O pai era homem de princípios.
E um desses princípios comandava que dinheiro não faz bem em mãos de criança. Se os filhos desejam alguma coisa, que peçam, se eu puder atender, ótimo, se não puder atender, conformem-se, será mais uma prova neste mundo de expiações e provas.
Assim pensava, assim agia o pai. Acontece que ele levava tais ideias ao extremo, digamos às últimas consequências, excedia-se num fundamentalismo que o distanciava das mais evidentes circunstâncias, incluindo aquelas mais primitivas e portanto básicas, como a fome e a sede.
Mas os filhos crescem. Até certa idade Pedro e Paulo jamais sentiram falta de dinheiro no bolso. Se desejavam um guaraná, Pai, dá um guaraná?, se desejavam uma empadinha, Pai, dá uma empadinha?, pedidos simples e esparsos, não havia shopping centers naquela época, a oferta de comes e bebes resumia-se a ida ao futebol nas tardes de domingo, quando cruzavam com uma carrocinha de pipoca ou algodão doce, e tais singelos pedidos simples e esparsos eram atendidos prontamente pelo pai provedor.
Mas os filhos cresceram e, aos poucos, deixaram de pedir. Pedir tornou-se embaraçoso, incômodo, desconfortável mesmo, manifestação de fraqueza, algo indigno (embora esta palavra não pudesse ser proferida naquela época por ainda desconhecida, o sentimento já estava presente), verdadeira humilhação, Paulo, tem graça agora a gente implorar por um sorvete!, É, Pedro, o que custava ele pagar uma coca-cola?, Ele é pão-duro, Paulo!, Uma sacanagem isso, né, Pedro..., E ainda faz cara feia, Paulo! Preferível, pois, a privação, a falta, a fome e a sede. Estoicos meninos.
Havia, porém, uma determinada situação em que predominava o instinto, as vísceras falavam mais alto, e o tal estoicismo ia para o brejo, a humilhação era esquecida, a fraqueza convertia-se em coragem, à merda com a dignidade: quando o nariz era inundado pelo perfume mais embriagador, na boca um jorro contínuo de saliva, o estômago a contorcer-se e secretar, as tripas roncavam tão alto que era possível ouvi-las do outro lado da rua, a vista turva (pela fumaça ou pelo desejo?), o coração disparado na tentativa de dar conta de tantas e tamanhas emoções.

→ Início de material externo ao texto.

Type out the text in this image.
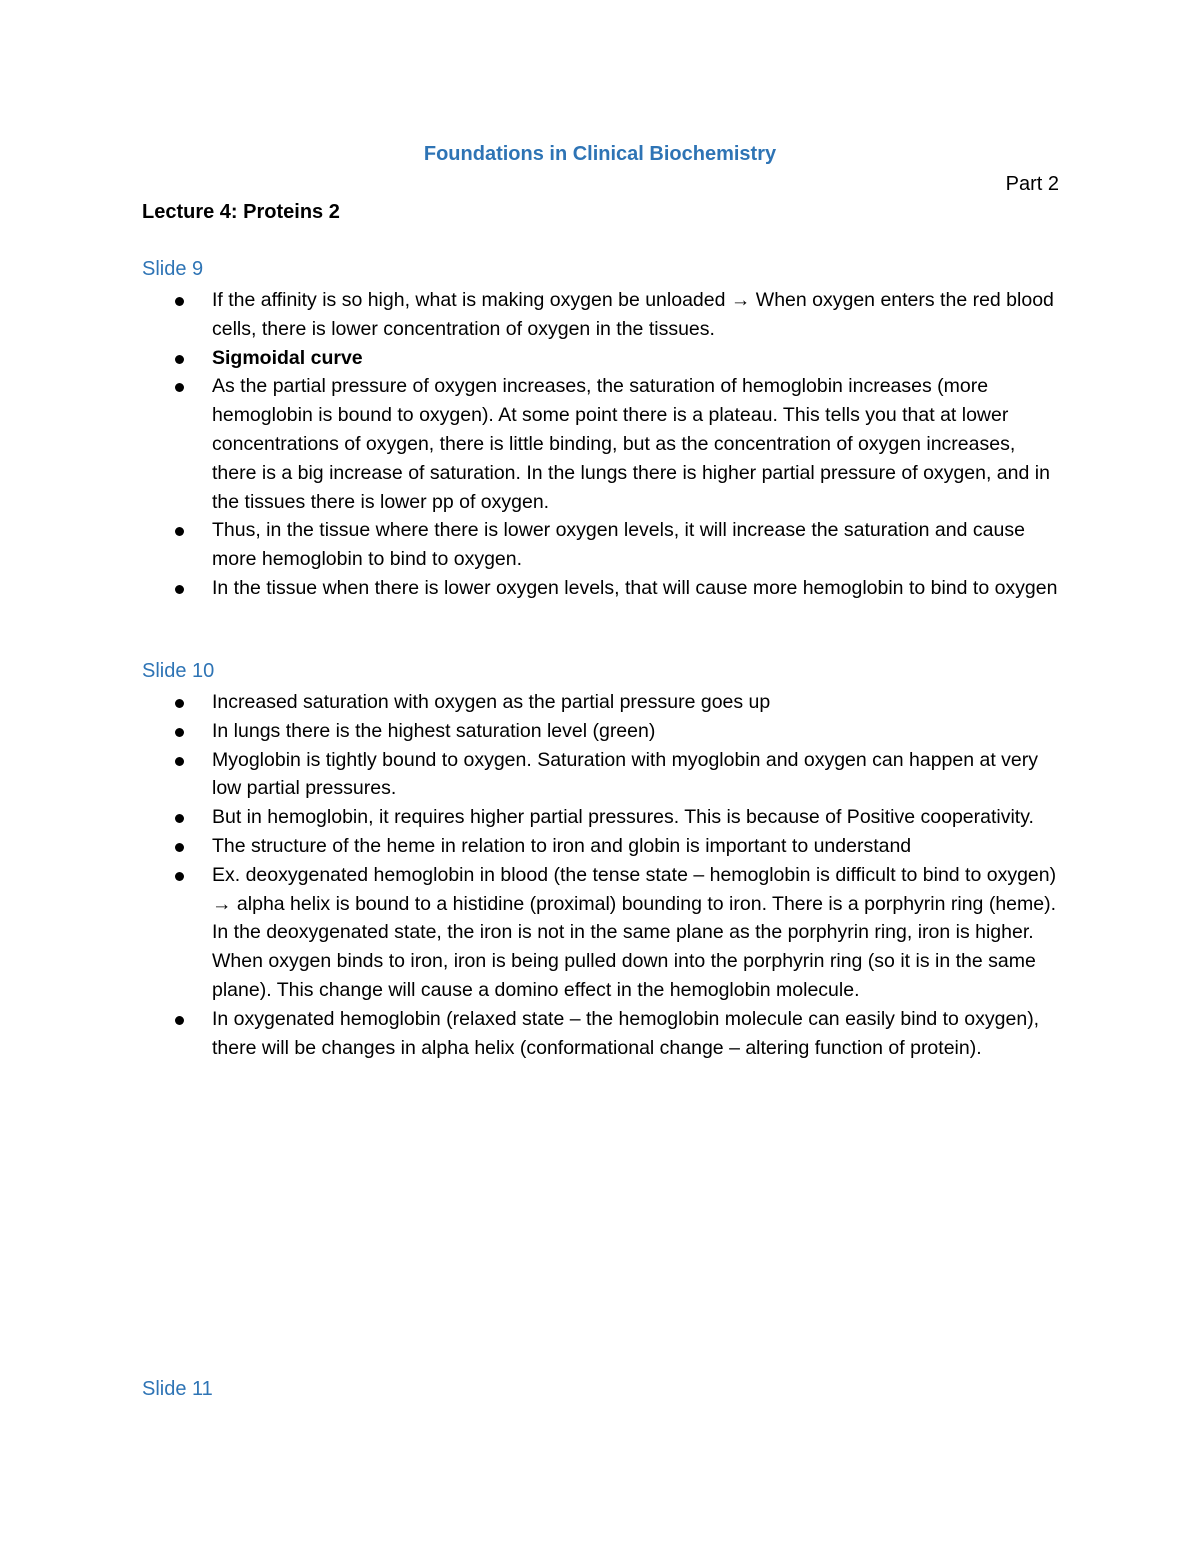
Foundations in Clinical Biochemistry
Part 2
Lecture 4: Proteins 2
Slide 9
If the affinity is so high, what is making oxygen be unloaded → When oxygen enters the red blood cells, there is lower concentration of oxygen in the tissues.
Sigmoidal curve
As the partial pressure of oxygen increases, the saturation of hemoglobin increases (more hemoglobin is bound to oxygen). At some point there is a plateau. This tells you that at lower concentrations of oxygen, there is little binding, but as the concentration of oxygen increases, there is a big increase of saturation. In the lungs there is higher partial pressure of oxygen, and in the tissues there is lower pp of oxygen.
Thus, in the tissue where there is lower oxygen levels, it will increase the saturation and cause more hemoglobin to bind to oxygen.
In the tissue when there is lower oxygen levels, that will cause more hemoglobin to bind to oxygen
Slide 10
Increased saturation with oxygen as the partial pressure goes up
In lungs there is the highest saturation level (green)
Myoglobin is tightly bound to oxygen. Saturation with myoglobin and oxygen can happen at very low partial pressures.
But in hemoglobin, it requires higher partial pressures. This is because of Positive cooperativity.
The structure of the heme in relation to iron and globin is important to understand
Ex. deoxygenated hemoglobin in blood (the tense state – hemoglobin is difficult to bind to oxygen) → alpha helix is bound to a histidine (proximal) bounding to iron. There is a porphyrin ring (heme). In the deoxygenated state, the iron is not in the same plane as the porphyrin ring, iron is higher. When oxygen binds to iron, iron is being pulled down into the porphyrin ring (so it is in the same plane). This change will cause a domino effect in the hemoglobin molecule.
In oxygenated hemoglobin (relaxed state – the hemoglobin molecule can easily bind to oxygen), there will be changes in alpha helix (conformational change – altering function of protein).
Slide 11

Em se tratando de dois meninos às portas da adolescência, nada mais razoável que pensar que estamos descrevendo o encontro iminente com a primeira namorada. Paulo ainda não, mas Pedro andava de fato de olho virado para um rabo de saia, a moça vizinha de nome Heloisa e sobrenome ilustre, a família de posses, linda lourinha de farmácia que costumava tomar banho de sol nos fundos do quintal com as pernas de fora, uma loucura, Como levá-la ao cinema se não tenho trocado nem mesmo pra pipoca?, ruminava o desalentado Pedro; estas - e outras ideias! - passavam-lhe pela cabeça, e o pai inflexível, Dinheiro em mão de criança não produz coisa boa!
Que nada! Heloisa não tinha nada a ver com isso! O terremoto, a convulsão, a reviravolta das vísceras, a força bruta do instinto ainda não se devia à força das glândulas: tudo aquilo acontecia era quando os meninos passavam diante de uma carrocinha de churrasquinho de gato, a exalar aquele cheirinho delicioso e irresistível do interdito churrasquinho!
Até hoje, Pedro e Paulo, adultos, os filhos criados, com netos, se cruzam nas ruas com o tal perfume e a tal fumaça, pode-se ouvir do outro lado da rua o frear brusco do carro, param, descem, Moço, dá aí um churrasquinho!